The intersection of text analytics and GenAI at KMWorld 2024
GenAI continues to astound, but it also struggles to produce real business value outside of a few applications such as customer support chat and the productivity gains of producing rough drafts. While those are valuable, there is so much more that GenAI could do if it can overcome its current well-known limitations.

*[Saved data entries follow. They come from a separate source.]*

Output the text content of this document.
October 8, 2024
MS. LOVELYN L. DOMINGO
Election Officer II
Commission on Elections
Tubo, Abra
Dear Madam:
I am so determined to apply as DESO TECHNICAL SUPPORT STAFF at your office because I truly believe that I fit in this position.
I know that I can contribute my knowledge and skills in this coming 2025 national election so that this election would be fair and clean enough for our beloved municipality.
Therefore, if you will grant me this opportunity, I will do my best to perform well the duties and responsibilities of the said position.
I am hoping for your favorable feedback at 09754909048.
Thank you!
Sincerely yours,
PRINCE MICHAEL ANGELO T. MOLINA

GenAI’s limitations include its tendency to hallucinate, that is, make up false facts. LLMs were trained on public information, but as we’ve seen many times, the content and vocabularies behind the enterprise firewalls are quite different; this is why transparency—understanding why it says what it does—is so important.
At KMWorld 2024, Tom Reamy, chief knowledge architect and founder, KAPS Group and Author, Deep Text, discussed, “GenAI & Text Analytics: Creating a Foundation for Business Value.”

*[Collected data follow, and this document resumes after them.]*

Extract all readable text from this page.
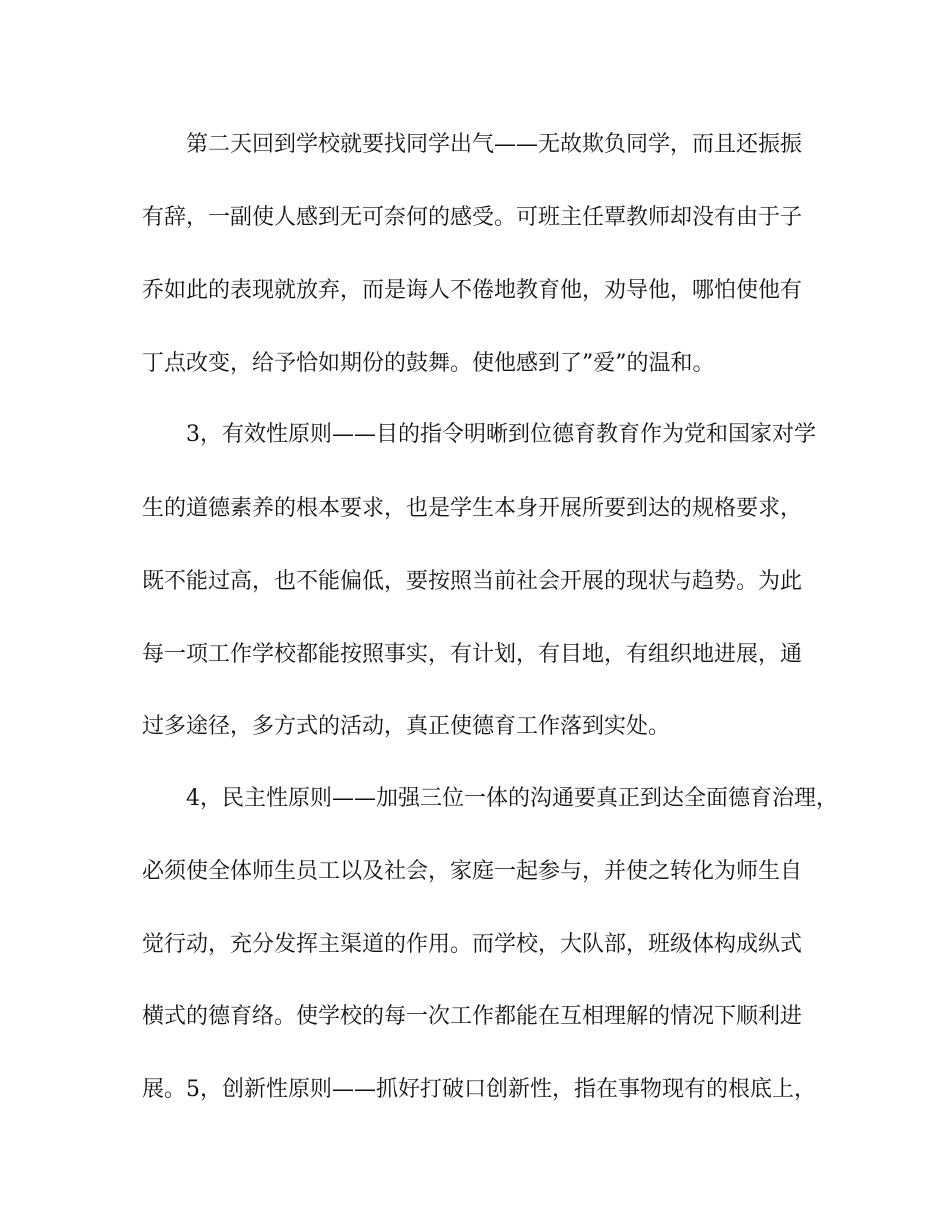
第二天回到学校就要找同学出气——无故欺负同学，而且还振振
有辞，一副使人感到无可奈何的感受。可班主任覃教师却没有由于子
乔如此的表现就放弃，而是诲人不倦地教育他，劝导他，哪怕使他有
丁点改变，给予恰如期份的鼓舞。使他感到了”爱”的温和。
3，有效性原则——目的指令明晰到位德育教育作为党和国家对学
生的道德素养的根本要求，也是学生本身开展所要到达的规格要求，
既不能过高，也不能偏低，要按照当前社会开展的现状与趋势。为此
每一项工作学校都能按照事实，有计划，有目地，有组织地进展，通
过多途径，多方式的活动，真正使德育工作落到实处。
4，民主性原则——加强三位一体的沟通要真正到达全面德育治理，
必须使全体师生员工以及社会，家庭一起参与，并使之转化为师生自
觉行动，充分发挥主渠道的作用。而学校，大队部，班级体构成纵式
横式的德育络。使学校的每一次工作都能在互相理解的情况下顺利进
展。5，创新性原则——抓好打破口创新性，指在事物现有的根底上，
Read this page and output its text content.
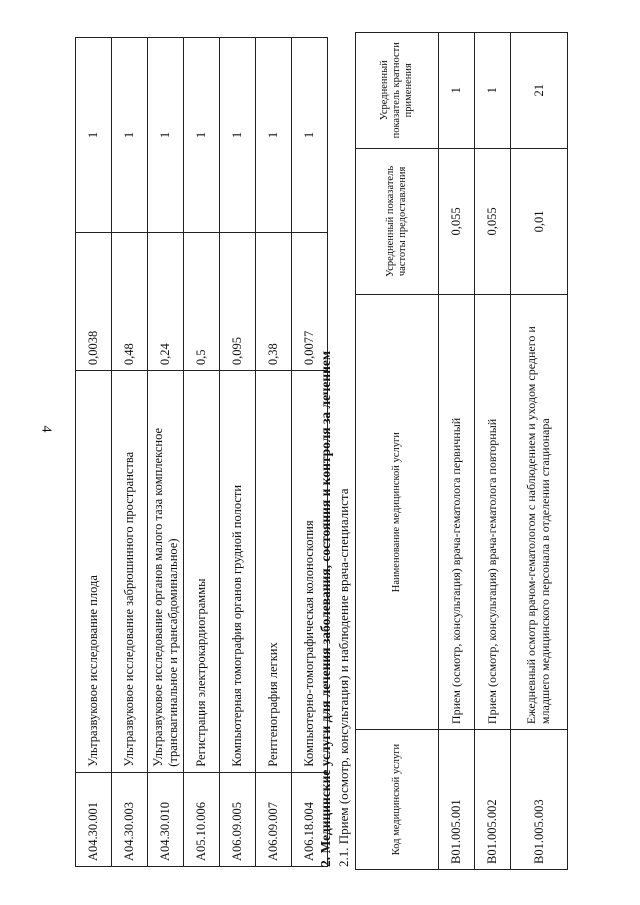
4
A04.30.001	Ультразвуковое исследование плода	0,0038	1
A04.30.003	Ультразвуковое исследование забрюшинного пространства	0,48	1
A04.30.010	Ультразвуковое исследование органов малого таза комплексное (трансвагинальное и трансабдоминальное)	0,24	1
A05.10.006	Регистрация электрокардиограммы	0,5	1
A06.09.005	Компьютерная томография органов грудной полости	0,095	1
A06.09.007	Рентгенография легких	0,38	1
A06.18.004	Компьютерно-томографическая колоноскопия	0,0077	1
2. Медицинские услуги для лечения заболевания, состояния и контроля за лечением 2.1. Прием (осмотр, консультация) и наблюдение врача-специалиста	Код медицинской услуги	Наименование медицинской услуги	Усредненный показатель частоты предоставления	Усредненный показатель кратности применения
B01.005.001	Прием (осмотр, консультация) врача-гематолога первичный	0,055	1
B01.005.002	Прием (осмотр, консультация) врача-гематолога повторный	0,055	1
B01.005.003	Ежедневный осмотр врачом-гематологом с наблюдением и уходом среднего и младшего медицинского персонала в отделении стационара	0,01	21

Text analytics can refine the general answers of GenAI with text analytics precision. Text analytics comprises a variety of areas including auto-categorization, data extraction, and supplemental technologies such as natural language generation or text mining.
The model for text analytics and GenAI in the enterprise starts with content, concepts, text analytics, semantics, and applications.
“The best way to think about this is, it’s not an application, it’s a foundation for applications,” Reamy said.
He explained the basics for creating a text analytics foundation (autocategorization, data extraction, and more) and a GenAI approach that combines text analytics, prompt engineering, merging enterprise LLMs with the larger public LLMs, and RAG capability. This collaboration of text analytics and GenAI has the potential to transform how your business operates and competes.
He said there’s no such thing as unstructured text, there is always structure to a document. To pull out the best information from “key words,” use an abstract or summary about a document you’re looking for.
“This is what works better than a whole document,” he said.
Application areas for text analytics include:
- Search and search based
- Risk management
- Healthcare
- Fraud detection
- Contextual advertising
- Automated chat customer support
- Spam filtering
- Social media analytics
- Robotics process automation and more
Enterprise search continues to dramatically underperform, he explained. To do it well, companies need to implement entity extraction and taxonomies.
Expertise analysis covers experts who think and write differently. Automatic profiles can be created to create a deeper understanding of communities, and more.
“GenAI is everywhere but it’s important to distinguish AI from GenAI,” Reamy said.
More memory and faster computers have changed the game for enabling neural nets/deep learning that works better for standard AI. However, it’s not great for GenAI, he said. GenAI has no understanding of what it’s producing.
“We’ve seen this hype before,” Reamy said. “The original hype was too much and now it’s being corrected.”
ChaptGPT and LLMs have been a huge leap forward but it requires huge scale, content, and power. The applications seem endless, but GenAI has the propensity to spit out misinformation or incorrect information.
According to Reamy, there are four main issues with GenAI:
- Tendency to hallucinate
- Lack of transparency surrounding how it works
- Amount and quality of data needed to train
- Security issues
“Prediction is trying to find the most popular answer. But the most popular answer isn’t the right answer,” Reamy said.
To overcome the limitations of these issues, Reamy suggested building a text analytics/LLM foundation. This can be done two ways: via application or using text analytics within prompts to make them smarter and more complete.
“It’s metadata and meta-documents to make it smarter when it is analyzing documents,” said Reamy said.
Text analytics is much more accurate than using GenAI by itself, he said.
KMWorld returned to the J.W. Marriott in Washington D.C. on November 19-21, with pre-conference workshops held on November 18.
KMWorld 2024 is a part of a unique program of five co-located conferences, which also includes Enterprise Search & Discovery, Enterprise AI World, Taxonomy Boot Camp, and Text Analytics Forum.